Some people are very willing to give to others, but never acknowledge any need themselves and therefore avoid the experience of receiving. I think receiving is a gift in itself. When I took my first unit of Clinical Pastoral Education in a local hospital, I was given a badge that included my name and the title of chaplain. That badge meant that I was received by people and allowed to give the services I already was able to give but had had no place where those gifts could be received. I was very grateful for the badge. Both giving and receiving are important.
The ultimate gift we celebrate at Christmas is the birth of Jesus. We have been given stories about his birth, ministry, death and resurrection. But unless we are enabled to receive the meaning of these stories, we, like many before us, miss the gift.

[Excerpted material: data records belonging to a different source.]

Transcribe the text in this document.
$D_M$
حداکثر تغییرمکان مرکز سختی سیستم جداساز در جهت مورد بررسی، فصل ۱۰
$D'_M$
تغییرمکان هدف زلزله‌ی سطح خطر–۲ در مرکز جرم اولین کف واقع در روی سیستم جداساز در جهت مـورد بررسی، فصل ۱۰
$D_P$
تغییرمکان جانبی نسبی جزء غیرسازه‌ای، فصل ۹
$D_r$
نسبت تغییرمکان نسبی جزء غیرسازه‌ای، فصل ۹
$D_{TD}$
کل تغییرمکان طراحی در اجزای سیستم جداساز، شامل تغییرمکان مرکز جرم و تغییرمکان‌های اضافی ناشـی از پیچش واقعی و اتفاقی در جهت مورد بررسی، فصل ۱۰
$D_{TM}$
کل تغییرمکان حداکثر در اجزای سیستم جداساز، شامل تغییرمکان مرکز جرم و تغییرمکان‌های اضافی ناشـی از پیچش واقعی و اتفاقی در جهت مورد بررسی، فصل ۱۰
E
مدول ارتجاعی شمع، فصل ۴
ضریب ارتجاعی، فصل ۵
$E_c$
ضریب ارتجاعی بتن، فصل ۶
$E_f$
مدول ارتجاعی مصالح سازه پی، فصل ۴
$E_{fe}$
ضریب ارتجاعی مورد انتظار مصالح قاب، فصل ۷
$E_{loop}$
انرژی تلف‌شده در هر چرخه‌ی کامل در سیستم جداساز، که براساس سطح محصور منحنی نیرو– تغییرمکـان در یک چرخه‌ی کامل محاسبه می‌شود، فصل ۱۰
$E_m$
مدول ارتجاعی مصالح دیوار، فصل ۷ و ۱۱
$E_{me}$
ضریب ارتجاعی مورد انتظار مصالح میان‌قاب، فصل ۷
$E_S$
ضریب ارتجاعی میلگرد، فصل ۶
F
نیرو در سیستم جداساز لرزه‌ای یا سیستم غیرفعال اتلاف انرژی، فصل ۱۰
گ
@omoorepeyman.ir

What is your experience of giving and receiving? In what way might you be called to do more of one or the other than you have been doing?
Who is Jesus for you? What is the gift of Christmas for you, if any?
For persons who are homeless, for newborn babies, for young families, for people who are traveling, for peace and goodwill to all we pray. Let us see the star. May we receive your gift of love.
For further reflection:
“If you knew the gift of God, and who it is who is saying to you, ‘Give me a drink,’ you would have asked him, and he would have given you living water” (See John 4: 1-26).
“Ask and you will receive, so that your joy may be complete” (See John 16: 24).